Replica Gratings vs. Master Gratings

There are two fundamental differences between master gratings and replica gratings: how they are made and what they are made of.

Manufacturing process. Replica gratings are made by the replication process – they are resin castings of master gratings. The master gratings themselves, though, are not castings: their grooves are created either by burnishing (in the case of ruled gratings) or by optical exposure and chemical development (in the case of holographic gratings).

Composition. Replica gratings are composed of a metallic coating on a resin layer, which itself rests on a substrate (usually glass).

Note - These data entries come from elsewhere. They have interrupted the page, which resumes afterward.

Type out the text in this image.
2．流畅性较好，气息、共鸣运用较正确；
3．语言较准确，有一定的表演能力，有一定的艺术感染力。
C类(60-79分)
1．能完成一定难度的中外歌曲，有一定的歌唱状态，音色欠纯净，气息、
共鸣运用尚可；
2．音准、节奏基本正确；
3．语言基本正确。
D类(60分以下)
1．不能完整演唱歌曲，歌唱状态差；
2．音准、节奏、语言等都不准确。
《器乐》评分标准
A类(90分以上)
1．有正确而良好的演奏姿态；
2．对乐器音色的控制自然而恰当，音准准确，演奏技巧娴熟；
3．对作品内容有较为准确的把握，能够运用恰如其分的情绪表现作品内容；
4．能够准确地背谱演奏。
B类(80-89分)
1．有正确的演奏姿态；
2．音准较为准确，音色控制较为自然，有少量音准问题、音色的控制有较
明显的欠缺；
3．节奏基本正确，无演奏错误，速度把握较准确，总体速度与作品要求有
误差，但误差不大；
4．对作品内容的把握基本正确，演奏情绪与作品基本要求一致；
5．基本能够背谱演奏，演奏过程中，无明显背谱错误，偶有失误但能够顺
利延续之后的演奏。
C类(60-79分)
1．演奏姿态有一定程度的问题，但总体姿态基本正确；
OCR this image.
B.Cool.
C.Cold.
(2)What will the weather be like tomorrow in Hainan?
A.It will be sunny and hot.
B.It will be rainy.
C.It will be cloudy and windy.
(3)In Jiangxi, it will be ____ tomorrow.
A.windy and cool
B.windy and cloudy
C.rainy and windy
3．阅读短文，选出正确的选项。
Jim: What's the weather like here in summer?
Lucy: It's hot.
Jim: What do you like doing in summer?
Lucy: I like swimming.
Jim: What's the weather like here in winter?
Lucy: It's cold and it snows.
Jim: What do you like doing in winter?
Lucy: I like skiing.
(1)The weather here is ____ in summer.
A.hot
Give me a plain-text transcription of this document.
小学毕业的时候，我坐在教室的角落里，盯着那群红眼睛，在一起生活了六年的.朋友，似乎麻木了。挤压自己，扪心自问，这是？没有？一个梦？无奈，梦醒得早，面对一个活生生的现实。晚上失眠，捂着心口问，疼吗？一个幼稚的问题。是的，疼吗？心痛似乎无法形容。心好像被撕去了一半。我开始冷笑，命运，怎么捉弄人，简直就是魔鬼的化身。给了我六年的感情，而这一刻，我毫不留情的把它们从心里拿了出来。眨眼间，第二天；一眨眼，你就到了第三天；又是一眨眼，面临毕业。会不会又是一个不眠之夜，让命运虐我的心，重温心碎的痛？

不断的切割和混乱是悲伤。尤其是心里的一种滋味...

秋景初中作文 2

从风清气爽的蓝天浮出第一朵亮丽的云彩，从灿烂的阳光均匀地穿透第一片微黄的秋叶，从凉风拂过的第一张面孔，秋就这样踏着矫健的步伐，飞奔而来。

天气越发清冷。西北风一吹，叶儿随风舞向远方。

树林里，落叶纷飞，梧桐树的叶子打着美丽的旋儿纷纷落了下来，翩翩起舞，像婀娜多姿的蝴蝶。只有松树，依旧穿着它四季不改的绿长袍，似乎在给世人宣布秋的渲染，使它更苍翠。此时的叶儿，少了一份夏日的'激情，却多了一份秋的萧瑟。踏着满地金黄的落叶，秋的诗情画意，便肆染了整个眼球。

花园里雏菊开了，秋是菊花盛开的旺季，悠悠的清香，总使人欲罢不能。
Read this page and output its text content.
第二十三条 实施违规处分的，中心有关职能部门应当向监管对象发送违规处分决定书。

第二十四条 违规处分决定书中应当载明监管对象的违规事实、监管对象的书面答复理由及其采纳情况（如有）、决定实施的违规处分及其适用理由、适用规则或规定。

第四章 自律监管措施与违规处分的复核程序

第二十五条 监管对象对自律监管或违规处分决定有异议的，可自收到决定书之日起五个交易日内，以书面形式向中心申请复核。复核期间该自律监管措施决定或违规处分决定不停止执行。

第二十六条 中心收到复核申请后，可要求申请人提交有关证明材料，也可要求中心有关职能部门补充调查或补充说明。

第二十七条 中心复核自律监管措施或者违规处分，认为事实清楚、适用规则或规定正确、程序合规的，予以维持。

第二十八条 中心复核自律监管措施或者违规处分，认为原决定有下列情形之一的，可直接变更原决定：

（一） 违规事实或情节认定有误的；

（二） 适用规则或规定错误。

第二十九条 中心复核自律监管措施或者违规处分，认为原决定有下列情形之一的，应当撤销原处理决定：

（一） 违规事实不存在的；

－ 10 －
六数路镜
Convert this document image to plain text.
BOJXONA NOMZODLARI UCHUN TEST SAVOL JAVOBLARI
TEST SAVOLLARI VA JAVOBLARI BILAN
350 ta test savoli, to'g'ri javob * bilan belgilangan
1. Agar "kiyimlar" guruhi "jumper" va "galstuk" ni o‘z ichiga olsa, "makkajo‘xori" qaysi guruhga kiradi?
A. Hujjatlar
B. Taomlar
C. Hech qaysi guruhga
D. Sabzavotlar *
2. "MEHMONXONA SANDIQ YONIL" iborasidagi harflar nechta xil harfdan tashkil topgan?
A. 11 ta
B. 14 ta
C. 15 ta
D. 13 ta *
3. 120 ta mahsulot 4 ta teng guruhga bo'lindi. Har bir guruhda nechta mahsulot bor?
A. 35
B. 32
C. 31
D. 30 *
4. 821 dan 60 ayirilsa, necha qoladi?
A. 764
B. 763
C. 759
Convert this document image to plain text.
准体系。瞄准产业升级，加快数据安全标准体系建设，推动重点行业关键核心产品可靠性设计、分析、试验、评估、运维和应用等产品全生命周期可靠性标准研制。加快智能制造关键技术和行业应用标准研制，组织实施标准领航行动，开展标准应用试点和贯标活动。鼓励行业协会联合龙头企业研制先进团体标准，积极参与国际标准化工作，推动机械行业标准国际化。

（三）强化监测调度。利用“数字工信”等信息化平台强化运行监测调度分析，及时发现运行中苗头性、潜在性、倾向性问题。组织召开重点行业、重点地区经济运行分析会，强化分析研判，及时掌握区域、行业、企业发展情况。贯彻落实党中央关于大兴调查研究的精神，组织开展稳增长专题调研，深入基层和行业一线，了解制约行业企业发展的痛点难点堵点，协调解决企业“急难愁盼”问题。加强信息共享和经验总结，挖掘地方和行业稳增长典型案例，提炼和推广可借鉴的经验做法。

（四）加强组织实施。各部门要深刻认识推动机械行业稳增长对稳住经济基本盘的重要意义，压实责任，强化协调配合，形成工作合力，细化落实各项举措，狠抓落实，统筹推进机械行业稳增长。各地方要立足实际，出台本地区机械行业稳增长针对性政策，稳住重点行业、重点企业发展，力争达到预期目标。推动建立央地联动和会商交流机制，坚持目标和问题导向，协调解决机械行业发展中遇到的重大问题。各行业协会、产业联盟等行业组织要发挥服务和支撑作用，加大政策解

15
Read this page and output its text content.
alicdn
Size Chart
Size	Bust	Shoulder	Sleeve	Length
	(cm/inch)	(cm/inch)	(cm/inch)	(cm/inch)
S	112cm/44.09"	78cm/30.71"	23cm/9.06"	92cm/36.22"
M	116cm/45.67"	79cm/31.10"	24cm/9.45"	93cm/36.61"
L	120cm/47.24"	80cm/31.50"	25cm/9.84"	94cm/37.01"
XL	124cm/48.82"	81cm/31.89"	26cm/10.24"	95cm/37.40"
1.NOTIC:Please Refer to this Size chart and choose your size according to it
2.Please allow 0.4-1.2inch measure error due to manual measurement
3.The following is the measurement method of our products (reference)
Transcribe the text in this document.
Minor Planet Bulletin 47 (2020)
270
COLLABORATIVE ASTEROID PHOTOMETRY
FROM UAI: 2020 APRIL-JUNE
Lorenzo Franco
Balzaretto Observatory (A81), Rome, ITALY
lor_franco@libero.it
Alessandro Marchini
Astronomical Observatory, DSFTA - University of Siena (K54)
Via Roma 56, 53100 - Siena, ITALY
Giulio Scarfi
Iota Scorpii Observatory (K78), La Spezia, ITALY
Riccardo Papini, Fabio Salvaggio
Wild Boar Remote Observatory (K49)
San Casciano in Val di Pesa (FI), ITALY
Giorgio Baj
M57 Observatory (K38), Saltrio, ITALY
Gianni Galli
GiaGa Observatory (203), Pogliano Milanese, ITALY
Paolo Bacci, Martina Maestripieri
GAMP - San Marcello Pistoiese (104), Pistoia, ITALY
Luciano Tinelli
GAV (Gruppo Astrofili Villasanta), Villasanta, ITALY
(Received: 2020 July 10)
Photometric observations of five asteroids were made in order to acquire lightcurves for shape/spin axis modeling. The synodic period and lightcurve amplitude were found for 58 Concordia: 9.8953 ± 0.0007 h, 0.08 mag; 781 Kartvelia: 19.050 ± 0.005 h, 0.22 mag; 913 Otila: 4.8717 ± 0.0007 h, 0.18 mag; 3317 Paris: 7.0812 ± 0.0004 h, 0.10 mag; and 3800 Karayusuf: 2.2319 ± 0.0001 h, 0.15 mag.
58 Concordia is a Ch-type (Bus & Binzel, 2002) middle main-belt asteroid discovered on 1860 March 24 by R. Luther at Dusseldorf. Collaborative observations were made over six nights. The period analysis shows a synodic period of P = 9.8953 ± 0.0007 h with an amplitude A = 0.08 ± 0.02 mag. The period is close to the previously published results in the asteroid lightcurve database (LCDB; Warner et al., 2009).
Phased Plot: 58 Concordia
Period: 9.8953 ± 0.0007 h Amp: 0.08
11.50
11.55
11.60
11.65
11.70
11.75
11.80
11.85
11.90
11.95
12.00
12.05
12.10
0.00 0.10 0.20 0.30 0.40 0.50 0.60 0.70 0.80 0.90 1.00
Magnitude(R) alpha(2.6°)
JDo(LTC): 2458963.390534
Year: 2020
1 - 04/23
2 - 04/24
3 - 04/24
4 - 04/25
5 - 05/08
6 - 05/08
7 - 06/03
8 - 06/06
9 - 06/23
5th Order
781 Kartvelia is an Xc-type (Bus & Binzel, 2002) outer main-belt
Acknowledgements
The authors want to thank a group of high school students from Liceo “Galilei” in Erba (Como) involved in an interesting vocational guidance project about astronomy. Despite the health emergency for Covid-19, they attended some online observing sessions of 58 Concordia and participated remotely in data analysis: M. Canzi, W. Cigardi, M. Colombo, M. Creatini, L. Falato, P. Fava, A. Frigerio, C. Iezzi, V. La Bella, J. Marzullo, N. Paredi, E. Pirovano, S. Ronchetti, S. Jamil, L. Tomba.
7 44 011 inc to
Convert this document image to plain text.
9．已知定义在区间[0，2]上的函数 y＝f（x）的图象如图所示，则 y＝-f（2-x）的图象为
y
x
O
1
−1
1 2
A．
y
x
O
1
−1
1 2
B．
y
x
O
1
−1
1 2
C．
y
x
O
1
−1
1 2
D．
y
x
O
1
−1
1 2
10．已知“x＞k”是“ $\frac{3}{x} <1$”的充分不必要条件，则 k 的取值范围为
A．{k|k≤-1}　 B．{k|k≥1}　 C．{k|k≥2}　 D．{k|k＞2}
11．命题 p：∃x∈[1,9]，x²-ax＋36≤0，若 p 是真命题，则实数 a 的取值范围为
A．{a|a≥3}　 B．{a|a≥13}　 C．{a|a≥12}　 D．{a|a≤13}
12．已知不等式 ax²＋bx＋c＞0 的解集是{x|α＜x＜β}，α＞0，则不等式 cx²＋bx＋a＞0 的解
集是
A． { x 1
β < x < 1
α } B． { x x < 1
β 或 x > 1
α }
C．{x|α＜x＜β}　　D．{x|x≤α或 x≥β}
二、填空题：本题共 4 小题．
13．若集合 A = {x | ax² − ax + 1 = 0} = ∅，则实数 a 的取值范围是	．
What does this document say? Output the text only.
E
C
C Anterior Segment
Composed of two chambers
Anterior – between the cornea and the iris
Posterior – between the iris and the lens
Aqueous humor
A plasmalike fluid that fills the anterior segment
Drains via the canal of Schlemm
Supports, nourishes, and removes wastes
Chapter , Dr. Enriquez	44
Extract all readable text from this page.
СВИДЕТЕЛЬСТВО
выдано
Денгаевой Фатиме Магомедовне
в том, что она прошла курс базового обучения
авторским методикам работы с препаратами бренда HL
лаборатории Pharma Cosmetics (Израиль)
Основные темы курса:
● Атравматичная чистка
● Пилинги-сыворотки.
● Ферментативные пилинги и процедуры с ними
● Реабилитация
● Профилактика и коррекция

Master gratings also usually have glass substrates but have no resin (the grooves of a ruled master are contained entirely within a metallic layer on the substrate, and those of a holographic master are contained entirely within a layer of photoresist or similar photosensitive material).

The differences in manufacturing processes for master gratings and replica gratings naturally provide an advantage in both production time and unit cost to replica gratings, thereby explaining their popularity, but the replication process itself must be designed and carried out to ensure that the performance characteristics of the replicated grating match those of the master grating. Exhaustive experimentation has shown how to eliminate loss of resolution between master and replica – this is done by ensuring that the surface figure of the replica matches that of the master, and that the grooves are not displaced or distorted as a result of replication. The efficiency of a replica matches that of its master when the groove profile is reproduced faithfully. Other characteristics, such as scattered light, are generally matched as well, provided care is taken during the transfer coating step to ensure a dense metallic layer. [Even if the layer were not dense enough, so that its surface roughness caused increased scattered light from the replica when compared with the master, this would be diffuse scatter; scatter in the dispersion plane, due to irregularities in the groove spacing, would be faithfully replicated by the resin and does not depend significantly on the quality of the coating.] Circumstances in which a master grating is shown to be superior to a replicated grating are quite rare and can often be attributed to flaws or errors in the particular replication process used, not to the fact that the grating was replicated.

In one respect, replicated gratings can provide an advantage over master gratings: those cases where the ideal groove profile is not obtainable in a master grating, but the inverse profile is obtainable. Echelle gratings, for example, are ruled so that their grooves exhibit a sharp trough but a relatively less sharp peak. By replicating, the groove profile is inverted, leaving a first-generation replica with a sharp peak. The efficiency of the replica will be considerably higher than the efficiency of the master grating. In such cases, only odd-generation replicas are used as products, since the even-generation replicas have the same groove profile (and therefore the same efficiency characteristics) as the master itself.* The most prominent hazard to a grating during the replication process, either master or replica, is scratching, since the grating surface consists of a thin metal coating on a resin layer. Scratches involve damage to the groove profile, which generally leads to increased stray light, though in some applications this may be tolerable. Scratches faithfully replicate from master to submaster to product, and cannot be repaired, since the grating surface is not a polished surface, and an overcoating will not repair the damaged grooves.

Another hazard during replication is surface contamination from fin-gerprints; should this happen, a grating can sometimes (but not always) be cleaned or recoated to restore it to its original condition. [In use, accidentally evaporated contaminants, typical of vacuum spectrometry pumping systems, can be especially harmful when baked on the surface of the grating with ultraviolet radiation.]